That attention is being directed along three main channels: in the first place, security against destitution by the lack of work; in the second place, against sickness, especially as regards the families, the women and children of the working population; and thirdly, security against the loss of earning power which invalidity and old age inevitably bring.

As regards unemployment, there are a number of possible schemes, and we in Geneva, in drawing up an International Convention, which was adopted this year, have left a great deal of latitude as to the precise nature of the scheme to be adopted. There is no hard and fast rule or rules which should be or could be applied to every country.

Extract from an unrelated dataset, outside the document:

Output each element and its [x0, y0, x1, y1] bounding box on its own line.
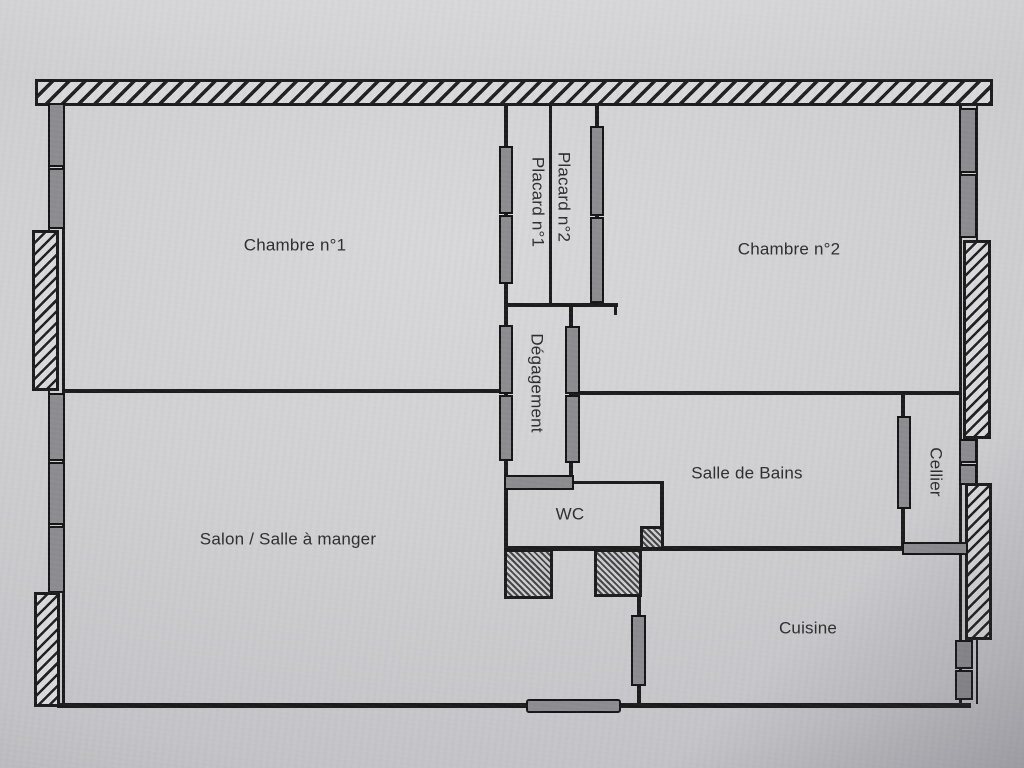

One finds that in some countries there is voluntary insurance, with aid from the state, in countries like France, Holland, Switzerland, and Norway. Then again there is state insurance, full state insurance, such as exists in Great Britain, Germany, Italy and Poland.

But in that connection, whatever the scheme, there is one point about which I would venture to say a word. It is often alleged that this expenditure from public funds is uneconomic. Look at the expenditure of $535,000,000 on unemployment insurance and emergency benefits. Of that sum, $190,000,000 was paid by the employers and workers' contributions. In Germany, in 1932, the sum of $750,000,000 was spent for the same purpose, and one way ask oneself, "Was all of that money wasted?" Well, I venture to think it was not, and I think when one sees the situation as it has been in those countries, one realizes that that expenditure has made some contribution toward maintaining the economic situation.

In Great Britain, the total earnings of industry naturally dropped by some $855,000,000 between 1929 and 1931. During that period, the expenditure on unemployment arose by $375,000,000 and I don't feel any doubt in my own mind, that that money was one of the factors which kept retail trade on a comparatively high level, and I think if you will look at the situation you will see some evidence of that. While unemployment may have kept production moving on a lower level, much lower level, of course, the unemployment benefits still did keep some flow of money circulating in industry.

Furthermore, they prevented a great accumulation of unemployed in the urban centers. For the fact that a man could get his relief in a small town, or his village, as well as he could in a great city, kept him on the spot, kept his purchasing power, however reduced, on the spot, and prevented a great accumulation in the urban centers, I think that that undoubtedly has been the result of the wide-spread payment of unemployment relief in whatever form in Europe.

I needn't emphasize the moral aspect of the thing, but there is one other point, which is still the point, I think, which requires the most elucidation. Obviously, it is much better to give cash benefit than nothing, but it is not so good to give cash benefit as it is to give work, if it can be made, and my own feeling is that sufficient exploration has not been done along that line. It is true, a good deal has been done in some countries. In Sweden and in Germany, particularly, a great deal of money has been spent, and I believe usefully and wisely spent on public works, but as far as our inquiries have gone, we are rather led to think that a further investigation of that particular phase of the unemployment problem can still be made.

Well, as I said at the beginning, I do not feel competent or called upon to make any suggestions as regards the particular solution of the unemployment problem that may be adopted in this country. The only thing I feel certain of is this: that the American problem must find an American solution. The experience of each country is individual, and each country has to work out its own solution in the light of its own experience, and its own conditions. Foreign experiences are useful up to a point, as showing the shoals to be avoided, and perhaps pointing to some channels which are probably safe for navigation, but beyond that I should not be disposed to go. I think that our experience has shown that each nation has got to be its own pilot and chart its own course, taking advantage, of course, of such indications as may safely be derived from the previous experience of others. I also feel certain of one thing, that a solution and a satisfactory solution will be worked out in America.
This pamphlet is based on speeches delivered at the National Conference on Economic Security, Washington, D.C., November 14, 1934.